Não sou um taipense de gema, como a minha colega Teresa Portal dizia, sou um taipense de coração e vivo as Taipas. Moro do lado poente da estrada 101, a duzentos metros dessa estrada. Agora, quando chego ao cruzamento e quero ir para Braga, de uma forma inconsciente, muitas vezes viro à direita, para as Taipas. Esta terra fica para a vida. Venho mais às Taipas do que vou a Braga. Sou um taipense de coração.
Neste momento, tem algum projeto em vista?
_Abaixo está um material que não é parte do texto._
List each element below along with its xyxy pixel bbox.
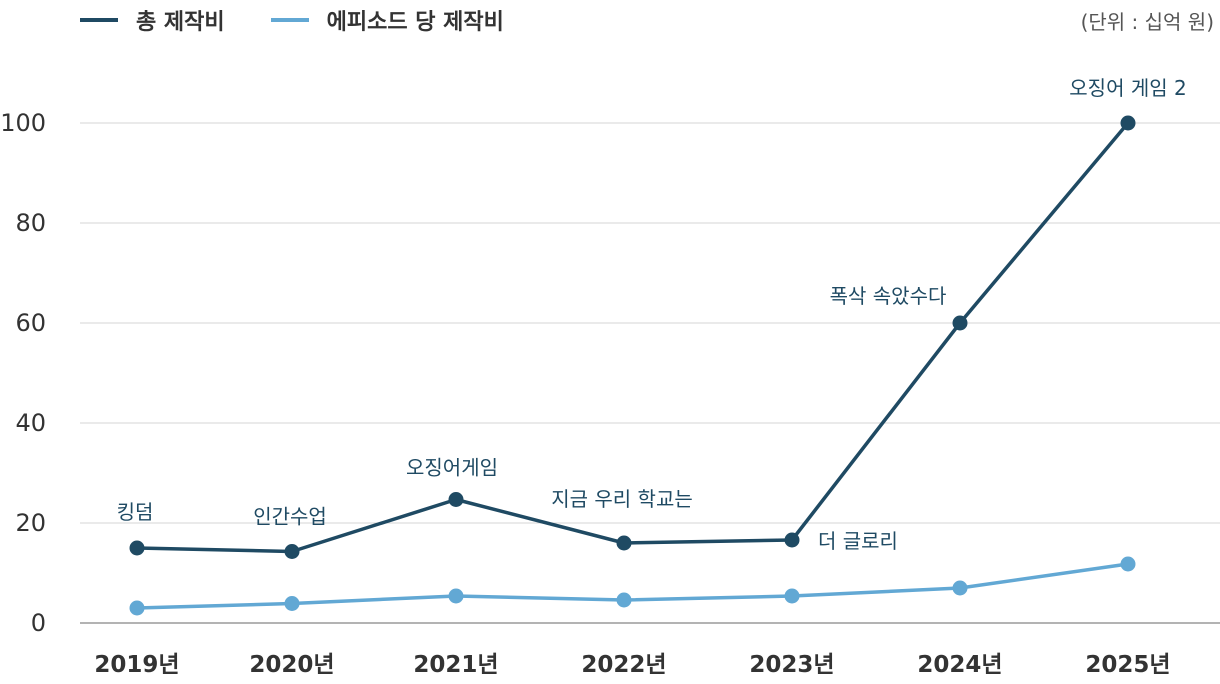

Neste momento, quero ter tempo para não fazer nada. Estou com três ocupações muito agradáveis. Tenho tempo para ler, tenho tempo para o bricolage e tenho tempo para as minhas netas. Levá-las à escola, ir ao cinema, fazer trabalhos com elas, dá-me muita satisfação. Não pode ser nada com a escola, nos últimos anos nunca tive umas férias sossegadas, nunca dormi tão bem como agora. As escolas são as organizações que mais planificam, são planos curriculares a médio e longo prazo, são planos de aulas, são planos de atividades, são planos de apoio, são planos de recuperação, faz-se todo o tipo de planos. Mas depois, a gestão do dia a dia, que eu chamo de “navegação à vista”, pois os “clientes” das escolas são os jovens que são imprevisíveis, leva a situações imprevistas que não estão nos planos. Existem sempre situações que não ficam bem resolvidas e depois vais para a cama e não dormes de uma forma tranquila. Agora é em paz e sossego.
Uma última palavra.
Tenho de fazer um agradecimento aos meus colegas que trabalharam mais diretamente comigo na direção ao longo destes últimos anos, caso da Teresa Portal, do Zé Maria, da Migu, do António Fontes, da Rosa Silvestre, da Maria da Luz, do Zé Castro, do João, que partilharam as dificuldades do dia a dia e sempre me incentivaram. Agradeço a toda a comunidade docente e não docente, profissionais muito empenhados. As associações de pais foram muito colaborativas, as Juntas de freguesia e a Câmara estiveram sempre presentes. As empresas locais como a Herdmar, o Reflexo, o CART, os Caçadores também colaboraram sempre connosco.
ndr: Entrevista originalmente publicada na edição de Dezembro (versão papel) do jornal Reflexo.